Another remark: plot2d xlim doesn't like to be used like this when you have units:

psf.plot2d(xlim=psf_radius*10, power=1/3, cmap='gray', interpolation='bicubic')

The limits are then completely borked, it looks like I see the complete space.

This is what I do elsewhere:

# image limits (with units)
xlim = airy_radius * 2

# note how I define units for the axis labels
psf_mono.plot2d(xlim=(-xlim, xlim), log=False, axis_labels=(xlim.u,xlim.u))

Furthermore, the axis labels here should be units by default (thanks to pint matplotlib support) but you explicitly send (None, None) when nothing is defined, which deletes the units.

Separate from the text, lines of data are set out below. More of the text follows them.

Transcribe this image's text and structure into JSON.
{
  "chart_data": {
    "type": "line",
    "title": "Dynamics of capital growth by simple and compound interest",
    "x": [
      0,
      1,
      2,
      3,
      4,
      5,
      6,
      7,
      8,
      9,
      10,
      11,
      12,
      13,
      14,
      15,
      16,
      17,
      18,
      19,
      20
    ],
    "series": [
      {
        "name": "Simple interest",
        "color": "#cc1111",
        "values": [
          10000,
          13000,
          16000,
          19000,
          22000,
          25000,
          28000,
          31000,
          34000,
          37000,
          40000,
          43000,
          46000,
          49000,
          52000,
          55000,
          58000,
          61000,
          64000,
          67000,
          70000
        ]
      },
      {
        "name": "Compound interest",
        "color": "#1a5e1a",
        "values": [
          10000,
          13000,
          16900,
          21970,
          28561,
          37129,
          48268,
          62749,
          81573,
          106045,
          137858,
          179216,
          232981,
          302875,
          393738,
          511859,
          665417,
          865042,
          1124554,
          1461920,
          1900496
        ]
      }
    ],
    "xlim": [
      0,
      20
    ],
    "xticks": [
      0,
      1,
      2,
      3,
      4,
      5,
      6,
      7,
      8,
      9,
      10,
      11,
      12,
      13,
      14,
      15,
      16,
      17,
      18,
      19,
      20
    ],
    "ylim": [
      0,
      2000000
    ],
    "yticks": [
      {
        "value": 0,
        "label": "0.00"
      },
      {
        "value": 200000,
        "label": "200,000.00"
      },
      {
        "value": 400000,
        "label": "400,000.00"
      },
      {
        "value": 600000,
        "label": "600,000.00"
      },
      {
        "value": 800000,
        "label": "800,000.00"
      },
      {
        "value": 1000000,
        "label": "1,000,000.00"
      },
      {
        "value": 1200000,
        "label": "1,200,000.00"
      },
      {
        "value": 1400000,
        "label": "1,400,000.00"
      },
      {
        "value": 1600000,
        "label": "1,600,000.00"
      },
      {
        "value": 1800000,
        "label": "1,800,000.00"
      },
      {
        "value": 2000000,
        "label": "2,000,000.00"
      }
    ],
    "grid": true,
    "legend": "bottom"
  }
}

egemenimre commented 8 hours ago

Side note regarding Quantity. If you define a parameter with units, say dx = 5 * u.mm, you can't sum it with a float any more. Which makes sense, because what is dx + 5?

On the other hand, division and multiplication works: dx/5 = 1 * u.mm and dx / (5 * u.mm) = 1 * u.dimensionless.

Units handling may need some care, because dx / (5 * u.um) is not 1000 * u.dimensionless but 1 u.mm / u.um. It is not wrong, but not what you expect either. Usually it does not matter, but sometimes you have to use dx.to_reduced_units() to force everything into a single type (here it would be u.dimensionless).